According to the truism, we are what we eat. These days, most of us delight in eating plenty of guacamole and mango chutney. But where did those avocados and mangos originate? When did they shift from being exotic intruders to part of our daily diets? What were the politics of their transfer? Most of us haven’t a clue.
In fact, deliberate plant transfer into the United States dates back to the late nineteenth century, to the period when Darwinism spurred scientific interest in new typologies and in the recording of new species. This seemingly innocent and objective process evolved into a dynamic global strategy of plant exploration and collection that transformed landscapes and yielded new hybrid vegetable and fruit varieties.
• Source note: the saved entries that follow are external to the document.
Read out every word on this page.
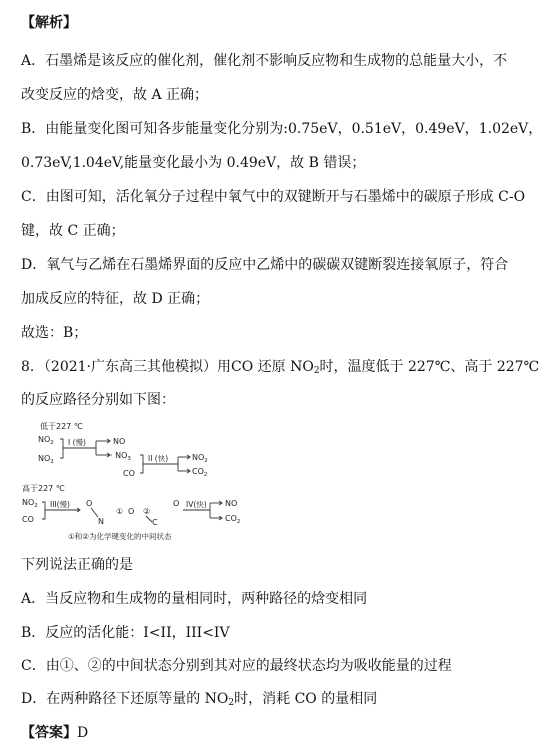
【解析】
A．石墨烯是该反应的催化剂，催化剂不影响反应物和生成物的总能量大小，不
改变反应的焓变，故 A 正确；
B．由能量变化图可知各步能量变化分别为:0.75eV，0.51eV，0.49eV，1.02eV，
0.73eV,1.04eV,能量变化最小为 0.49eV，故 B 错误；
C．由图可知，活化氧分子过程中氧气中的双键断开与石墨烯中的碳原子形成 C-O
键，故 C 正确；
D．氧气与乙烯在石墨烯界面的反应中乙烯中的碳碳双键断裂连接氧原子，符合
加成反应的特征，故 D 正确；
故选：B；
8．（2021·广东高三其他模拟）用CO 还原 $NO_2$时，温度低于 227℃、高于 227℃
的反应路径分别如下图：
低于227 ℃
$NO_2$
$NO_2$
I (慢)	NO
· $NO_3$
CO
II (快)	$NO_2$
$CO_2$
高于227 ℃
$NO_2$
CO
III(慢) O
N
① O ②
C
O IV(快) NO
$CO_2$
①和②为化学键变化的中间状态
下列说法正确的是
A．当反应物和生成物的量相同时，两种路径的焓变相同
B．反应的活化能：I<II，III<IV
C．由①、②的中间状态分别到其对应的最终状态均为吸收能量的过程
D．在两种路径下还原等量的 $NO_2$时，消耗 CO 的量相同
【答案】D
In the United States, plant transfer had a clear economic base: the us Department of Agriculture (USDA) wanted to provide American farmers with seeds and plants for the creation of new markets. As a result of USDA policy, farming and the national landscape changed dramatically, if gradually. New hybrids that were developed in this country became staples in regional and national markets and ultimately engendered a transformation in global agriculture.
The pioneers who sought out nonindigenous plants were by and large men of creative vision and imagination. The collection of plants and their transfer initially belonged to a burgeoning botanical science in which new plants were added to growing and impressive typologies. But economic reasoning, no less than scientific curiosity, shaped the plant hunters’ activity. The significant funding involved in organizing their travels and disseminating their work required administration by government agencies that imposed a variety of regulations and controls. Today’s network of food regulations reflects a hierarchy tied not only to health and safety but also to economics and control.
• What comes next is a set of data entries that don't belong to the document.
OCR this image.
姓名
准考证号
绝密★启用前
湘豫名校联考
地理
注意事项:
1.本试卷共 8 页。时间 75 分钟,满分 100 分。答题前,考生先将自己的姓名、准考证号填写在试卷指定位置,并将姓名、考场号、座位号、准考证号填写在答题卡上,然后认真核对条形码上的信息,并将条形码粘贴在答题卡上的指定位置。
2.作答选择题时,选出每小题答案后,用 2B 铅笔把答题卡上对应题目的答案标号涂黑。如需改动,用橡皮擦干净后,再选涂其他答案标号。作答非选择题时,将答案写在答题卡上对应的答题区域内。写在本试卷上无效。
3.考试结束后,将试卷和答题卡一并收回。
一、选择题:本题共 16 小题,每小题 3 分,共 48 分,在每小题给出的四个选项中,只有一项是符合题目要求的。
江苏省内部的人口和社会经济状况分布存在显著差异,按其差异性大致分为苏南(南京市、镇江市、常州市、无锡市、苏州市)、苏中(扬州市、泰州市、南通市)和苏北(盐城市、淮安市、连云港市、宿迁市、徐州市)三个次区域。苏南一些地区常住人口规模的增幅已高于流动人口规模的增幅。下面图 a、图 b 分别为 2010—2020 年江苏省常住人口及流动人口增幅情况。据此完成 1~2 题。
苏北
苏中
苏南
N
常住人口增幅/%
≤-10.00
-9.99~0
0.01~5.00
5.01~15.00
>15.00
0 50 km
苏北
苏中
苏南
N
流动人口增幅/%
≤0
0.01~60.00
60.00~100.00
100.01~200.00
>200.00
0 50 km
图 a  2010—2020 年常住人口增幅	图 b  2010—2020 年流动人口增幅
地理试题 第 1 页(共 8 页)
In the late nineteenth century, the USDA sent agents throughout the world to find new fruit and vegetable varieties suitable for hybrid adaptation and eventual export in the world market. These agents, largely unknown to most of us today, formed a cadre of remarkable explorers who pushed at the frontiers of botanical science and changed forever what we buy at our markets, plant in our gardens, and cook for our meals.
The Plant Hunters
David Fairchild (1869–1954). David Fairchild, a botanist and bureaucrat, grew up in Kansas in the 1870s as a member of America’s intellectual elite. He studied at the Kansas State College of Agriculture, where his father was president, and then at Iowa State and at Rutgers, where his uncle, a distinguished biologist, taught. He eventually married one of Alexander Graham Bell’s daughters. Fairchild came to Washington in the early 1890s, where he joined the Department of Agriculture and made several explorative forays abroad. Indeed, while working for the USDA, Fairchild himself introduced more than twenty thousand exotic plants into the United States, among them mangos, alfalfa, nectarines, dates, horseradish, bamboos, and after a trip to Japan, the first flowering cherries of Washington, D.C. In 1889 he convinced the us Congress to allocate twenty thousand dollars to create the Office of Foreign Seed and Plant Introduction (OFSPI) and subsequently became its first director. Fairchild’s intention, like that of the USDA in general, was to support an applied botanical science to provide American farmers with what they called “economic plants” for market development. To achieve that goal, he sent USDA agricultural explorers, known as “plant hunters,” to collect thousands upon thousands of seeds and plants suitable for America’s farms, home gardens, and city landscapes.